The political influence reach of these predators has grown into a distinct political capital with which they trade with voting blocks within political parties to maintain the status quo, which advantages them. Unless truncated, their passionate dislike of political accountability and the functioning of an in-state accountability ecosystem is shaping our political system to levels where the representative character of our democracy is good to the extent that it is kleptocratic.
The dysfunctional branches of the governing party, how the integrity of their membership system is compromised, and the contestable results of most provincial conferences, all point to a compromised party political system that might be a proxy to a mafia-type political system. Things are no better inside some organs of state; the prosecution authority has experienced one of the highest staff turnover rates. Macroeconomic integrity and investor confidence are at all-time low levels after apartheid times. This is not related to the political party in charge but etched on the integrity of the person of South Africa.
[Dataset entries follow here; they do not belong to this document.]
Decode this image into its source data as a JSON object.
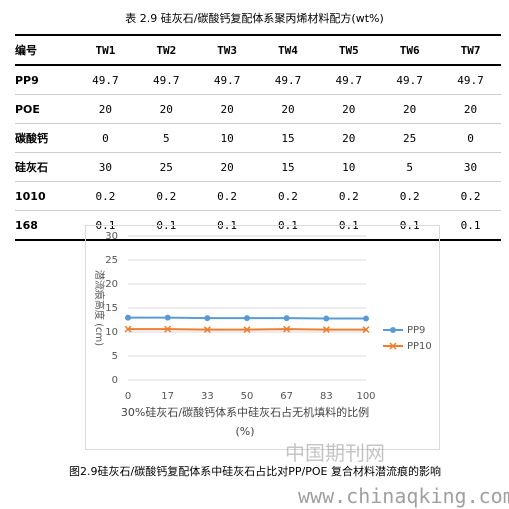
{
  "table": {
    "title": "表 2.9 硅灰石/碳酸钙复配体系聚丙烯材料配方(wt%)",
    "rows": [
      [
        "编号",
        "TW1",
        "TW2",
        "TW3",
        "TW4",
        "TW5",
        "TW6",
        "TW7"
      ],
      [
        "PP9",
        "49.7",
        "49.7",
        "49.7",
        "49.7",
        "49.7",
        "49.7",
        "49.7"
      ],
      [
        "POE",
        "20",
        "20",
        "20",
        "20",
        "20",
        "20",
        "20"
      ],
      [
        "碳酸钙",
        "0",
        "5",
        "10",
        "15",
        "20",
        "25",
        "0"
      ],
      [
        "硅灰石",
        "30",
        "25",
        "20",
        "15",
        "10",
        "5",
        "30"
      ],
      [
        "1010",
        "0.2",
        "0.2",
        "0.2",
        "0.2",
        "0.2",
        "0.2",
        "0.2"
      ],
      [
        "168",
        "0.1",
        "0.1",
        "0.1",
        "0.1",
        "0.1",
        "0.1",
        "0.1"
      ]
    ]
  },
  "chart_data": {
    "type": "line",
    "x_label": "30%硅灰石/碳酸钙体系中硅灰石占无机填料的比例 (%)",
    "y_label": "潜流痕高度 (cm)",
    "categories": [
      "0",
      "17",
      "33",
      "50",
      "67",
      "83",
      "100"
    ],
    "series": [
      {
        "name": "PP9",
        "color": "#5b9bd5",
        "values": [
          13.0,
          13.0,
          12.9,
          12.9,
          12.9,
          12.8,
          12.8
        ]
      },
      {
        "name": "PP10",
        "color": "#ed7d31",
        "values": [
          10.6,
          10.6,
          10.5,
          10.5,
          10.6,
          10.5,
          10.5
        ]
      }
    ],
    "ylim": [
      0,
      30
    ],
    "yticks": [
      0,
      5,
      10,
      15,
      20,
      25,
      30
    ],
    "grid": true
  },
  "caption": "图2.9硅灰石/碳酸钙复配体系中硅灰石占比对PP/POE 复合材料潜流痕的影响",
  "watermark": {
    "name": "中国期刊网",
    "url": "www.chinaqking.com"
  }
}
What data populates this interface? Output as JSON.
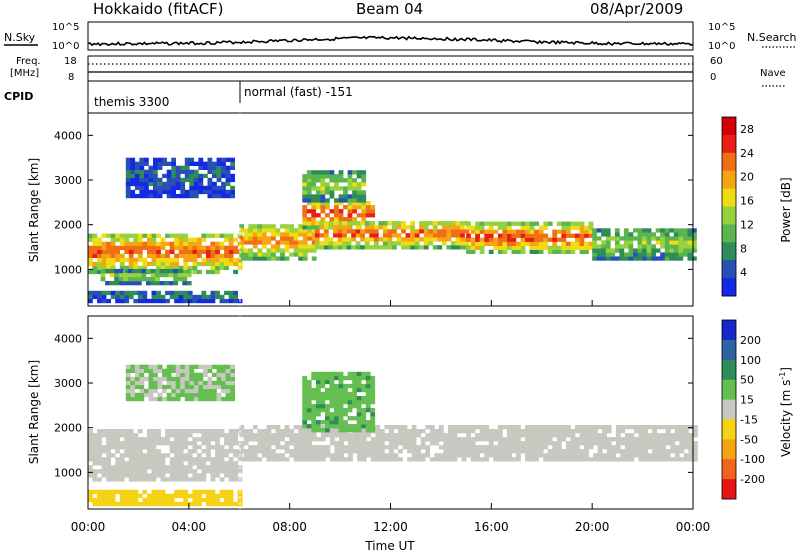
{
  "header": {
    "station": "Hokkaido (fitACF)",
    "beam": "Beam 04",
    "date": "08/Apr/2009"
  },
  "strips": {
    "nsky_label": "N.Sky",
    "nsearch_label": "N.Search",
    "noise_ticks": [
      "10^5",
      "10^0"
    ],
    "freq_label_1": "Freq.",
    "freq_label_2": "[MHz]",
    "freq_ticks": [
      "18",
      "8"
    ],
    "nave_label": "Nave",
    "nave_ticks": [
      "60",
      "0"
    ],
    "cpid_label": "CPID",
    "cpid_segments": [
      "themis 3300",
      "normal (fast) -151"
    ]
  },
  "chart_data": [
    {
      "type": "heatmap",
      "title": "",
      "xlabel": "Time UT",
      "ylabel": "Slant Range [km]",
      "x_ticks": [
        "00:00",
        "04:00",
        "08:00",
        "12:00",
        "16:00",
        "20:00",
        "00:00"
      ],
      "x_range_hours": [
        0,
        24
      ],
      "y_ticks": [
        1000,
        2000,
        3000,
        4000
      ],
      "y_range_km": [
        180,
        4500
      ],
      "colorbar": {
        "label": "Power [dB]",
        "ticks": [
          4,
          8,
          12,
          16,
          20,
          24,
          28
        ],
        "range": [
          0,
          30
        ],
        "colors": [
          "#1428e6",
          "#2850b4",
          "#2d8c5a",
          "#5ab450",
          "#96d23c",
          "#f0dc14",
          "#f5a514",
          "#f06e14",
          "#e61e14",
          "#d2000a"
        ]
      },
      "bands": [
        {
          "t0": 0.0,
          "t1": 6.0,
          "r0": 900,
          "r1": 1800,
          "level": 24
        },
        {
          "t0": 0.5,
          "t1": 4.0,
          "r0": 650,
          "r1": 950,
          "level": 14
        },
        {
          "t0": 6.0,
          "t1": 9.0,
          "r0": 1200,
          "r1": 2000,
          "level": 22
        },
        {
          "t0": 8.5,
          "t1": 11.2,
          "r0": 1900,
          "r1": 2500,
          "level": 26
        },
        {
          "t0": 8.5,
          "t1": 11.0,
          "r0": 2500,
          "r1": 3200,
          "level": 14
        },
        {
          "t0": 9.0,
          "t1": 15.0,
          "r0": 1450,
          "r1": 2050,
          "level": 24
        },
        {
          "t0": 15.0,
          "t1": 20.0,
          "r0": 1350,
          "r1": 2000,
          "level": 25
        },
        {
          "t0": 20.0,
          "t1": 24.0,
          "r0": 1200,
          "r1": 1900,
          "level": 14
        },
        {
          "t0": 1.5,
          "t1": 5.8,
          "r0": 2600,
          "r1": 3500,
          "level": 5
        },
        {
          "t0": 0.0,
          "t1": 6.0,
          "r0": 250,
          "r1": 500,
          "level": 6
        }
      ]
    },
    {
      "type": "heatmap",
      "title": "",
      "xlabel": "Time UT",
      "ylabel": "Slant Range [km]",
      "x_ticks": [
        "00:00",
        "04:00",
        "08:00",
        "12:00",
        "16:00",
        "20:00",
        "00:00"
      ],
      "x_range_hours": [
        0,
        24
      ],
      "y_ticks": [
        1000,
        2000,
        3000,
        4000
      ],
      "y_range_km": [
        180,
        4500
      ],
      "colorbar": {
        "label": "Velocity [m s^-1]",
        "ticks": [
          200,
          100,
          50,
          15,
          -15,
          -50,
          -100,
          -200
        ],
        "range": [
          -250,
          250
        ],
        "colors": [
          "#1428c8",
          "#2d64a0",
          "#2d8c5a",
          "#64be50",
          "#c8c8c0",
          "#f5d214",
          "#f5a514",
          "#f0641e",
          "#e61414"
        ]
      },
      "bands": [
        {
          "t0": 0.0,
          "t1": 6.0,
          "r0": 800,
          "r1": 1900,
          "level": 0
        },
        {
          "t0": 6.0,
          "t1": 24.0,
          "r0": 1250,
          "r1": 2050,
          "level": 0
        },
        {
          "t0": 8.5,
          "t1": 11.2,
          "r0": 1900,
          "r1": 3200,
          "level": 70
        },
        {
          "t0": 1.5,
          "t1": 5.8,
          "r0": 2600,
          "r1": 3400,
          "level": 30
        },
        {
          "t0": 0.0,
          "t1": 6.0,
          "r0": 250,
          "r1": 550,
          "level": -60
        }
      ]
    }
  ],
  "axes": {
    "time_label": "Time UT",
    "range_label": "Slant Range [km]",
    "power_label": "Power [dB]",
    "velocity_label": "Velocity [m s",
    "velocity_exp": "-1",
    "velocity_close": "]"
  }
}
The Zondo Commission, which has fingered those whose hands were in the proverbial cookie jar, has indeed foregrounded the depth of risk the democracy faces if corruption is not elevated into national security threatening variable. The fragility of our otherwise effective accountability systems in the hands of predatory political elites was exposed as evidence was led at the Zondo Commission. The pattern of hollowing out the state through the looting of public funds has operated as normality for a while, whose truncation generated responses that included a derailment of 'transformation.'
Noting that South Africa is a country of great geopolitical interest in a global scheme of things, how it engages with the global power complex can determine how Africa relates to the emerging power matrices that are shifting the dominant liberal order. The corruption of political elites in developing countries is now a strategic weakness that has to date, been leveraged to pursue the national interests of desperate mineral resources. Consequently, there are shifts in international relations, which are not ideological but crass materialist and serving kleptocrats who prey on corruption. How national interests of high GDP per capita countries of the world have propelled corruption as a new currency to guarantee spheres of influence is reshaping the international order is what our national power complex should ideationally be in control of. CUT!!!